W 25 kolejce IV ligi, w Sosnowcu Zagłębie II spotkało się w derbach z Przemszą Siewierz. Siewierzanie by utrzymać status czwartoligowca muszą punktować, sosnowiczanie po „wpadce” w Częstochowie chcieli się zrehabilitować na własnym boisku. Sztuka ta im się udała. Ale nie przyszło im to łatwo, po trudnym spotkaniu wygrali z Przemszą 2:1. Pierwszą bramkę w 5 minucie zdobyli goście, w zamieszaniu podbramkowym bramkę zdobył Patryk Timochina. Prowadzeniem goście cieszyli się do 32 minuty, kiedy to karnego na bramkę zamienił Damian Pawłowski nie dając szans Popczykowi. Druga połowa to lekka przewaga zespołu gospodarzy, którzy dokumentują to drugą bramką głową autorstwa Mikołaja Staniaka, który idealnie wykorzystuje dośrodkowanie Pawłowskiego z rzutu wolnego. „Dwójka” Zagłębia zdobywa trzy punkty i utrzymuje kontakt z czołówką, Przemsza zajmuje nadal 12 miejsce w tabeli i będzie szukała punktów w następnym meczu. Wypowiedzi trenerów po tym meczu:
Grzegorz Bąk – trener Zagłębia II Sosnowiec
- Spodziewaliśmy się trudnego meczu, bo Przemsza punktuje, pokazuje dobrą piłkę. To jest na pewno mocny zespół. Cieszy przede wszystkim to, jak mój zespół zareagował po środowej porażce w Częstochowie. Jestem bardzo zadowolony, że zespół zrealizował wszystkie cele taktyczne, które były założone w tym spotkaniu. Bramki zdobyliśmy ze stałych fragmentów gry, nad którymi ciężko pracujemy wreszcie te stałe fragmenty gry nam pomogły.

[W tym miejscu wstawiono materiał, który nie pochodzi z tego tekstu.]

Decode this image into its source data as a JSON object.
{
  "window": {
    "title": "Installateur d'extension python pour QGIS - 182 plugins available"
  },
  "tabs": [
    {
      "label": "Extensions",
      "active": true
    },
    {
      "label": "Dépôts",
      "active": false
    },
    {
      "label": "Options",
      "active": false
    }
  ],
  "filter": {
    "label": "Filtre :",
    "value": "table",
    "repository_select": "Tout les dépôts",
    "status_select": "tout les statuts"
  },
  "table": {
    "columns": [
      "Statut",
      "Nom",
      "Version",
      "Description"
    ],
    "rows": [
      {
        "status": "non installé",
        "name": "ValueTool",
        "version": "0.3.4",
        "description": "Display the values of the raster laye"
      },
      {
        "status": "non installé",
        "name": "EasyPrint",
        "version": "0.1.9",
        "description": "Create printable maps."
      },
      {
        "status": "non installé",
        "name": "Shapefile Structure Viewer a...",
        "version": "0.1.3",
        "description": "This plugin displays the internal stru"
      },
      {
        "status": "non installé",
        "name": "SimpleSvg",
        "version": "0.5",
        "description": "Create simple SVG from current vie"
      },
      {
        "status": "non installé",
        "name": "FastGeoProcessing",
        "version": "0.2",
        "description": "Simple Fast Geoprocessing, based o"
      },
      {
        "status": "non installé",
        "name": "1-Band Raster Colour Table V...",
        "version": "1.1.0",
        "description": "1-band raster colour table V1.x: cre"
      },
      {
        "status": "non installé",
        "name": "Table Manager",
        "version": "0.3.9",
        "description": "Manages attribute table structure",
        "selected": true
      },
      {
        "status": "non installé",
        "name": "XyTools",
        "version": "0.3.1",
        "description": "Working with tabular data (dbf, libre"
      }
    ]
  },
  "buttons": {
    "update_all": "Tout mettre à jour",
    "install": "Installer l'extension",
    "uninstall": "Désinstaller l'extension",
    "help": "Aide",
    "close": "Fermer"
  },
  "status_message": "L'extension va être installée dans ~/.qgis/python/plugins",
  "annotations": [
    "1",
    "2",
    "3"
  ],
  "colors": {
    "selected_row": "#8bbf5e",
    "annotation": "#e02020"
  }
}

Mateusz Mańdok – trener Przemszy Siewierz
- Najlepszy mecz w naszym wykonaniu od kiedy jestem trenerem w Siewierzu. Mojej drużynie brakowało wykończenia bo mieliśmy świetne sytuacje przy stanie 1:1, ale ich nie wykorzystaliśmy. W przekroju całego spotkania uważam że byliśmy zespołem lepszym mimo że wynik tego nie pokazuje. Straciliśmy znowu bramki po stałych fragmentach gry musimy się tego wystrzegać w następnych meczach. I na koniec najważniejsze : dziękuje drużynie za walkę, taką Przemszę chce widzieć w każdym meczu.
Zagłębie Sosnowiec – Przemsza Siewierz 2:1 – bramki dla Zagłębia zdobyli -32 minuta Damian Pawłowski (rzut karny) , 63 minuta Mikołaj Staniak (głową) dla Przemszy Siewierz – 5 minuta Patryk Timochina
W drugim meczu Unia Dąbrowa Górnicza u siebie spotkała się z Szczakowianką Jaworzno i zremisowała 2:2. Najważniejsze że dąbrowianie zdobyli jeden punkt, bo grali w mocno okrojonym składzie . Po raz kolejny zawodnicy ze Strzemieszyc musieli gonić wynik, ale jak widać w tej rundzie sztuka ta im się udaje. Remis nie krzywdzi żadnej z drużyn . Ocena tego spotkania przez trenera Unii Radosława Orłowskiego :
- Po zremisowanym kolejnym dobrym meczu w wykonaniu naszej drużyny jest niedosyt i zadowolenie. Niedosyt bo moglibyśmy ten mecz wygrać przy odrobinie szczęścia i precyzji i zadowolenie, bo okoliczności meczu i brak trzech ważnych zawodników powoduje, że remis jest wynikiem satysfakcjonującym. Goście też nie grali w najmocniejszym składzie i były to mecz walki z dużą dawką emocji. Dziękuje drużynie za zaangażowanie i determinację do końcowego gwizdka i cieszę się, że znów zagrali ofensywnie z wiarą końcowy sukces.
Unia Dąbrowa Górnicza – Szczakowianka Jaworzno – 2:2 bramki dla Unii zdobyli Misztal i Turczyński.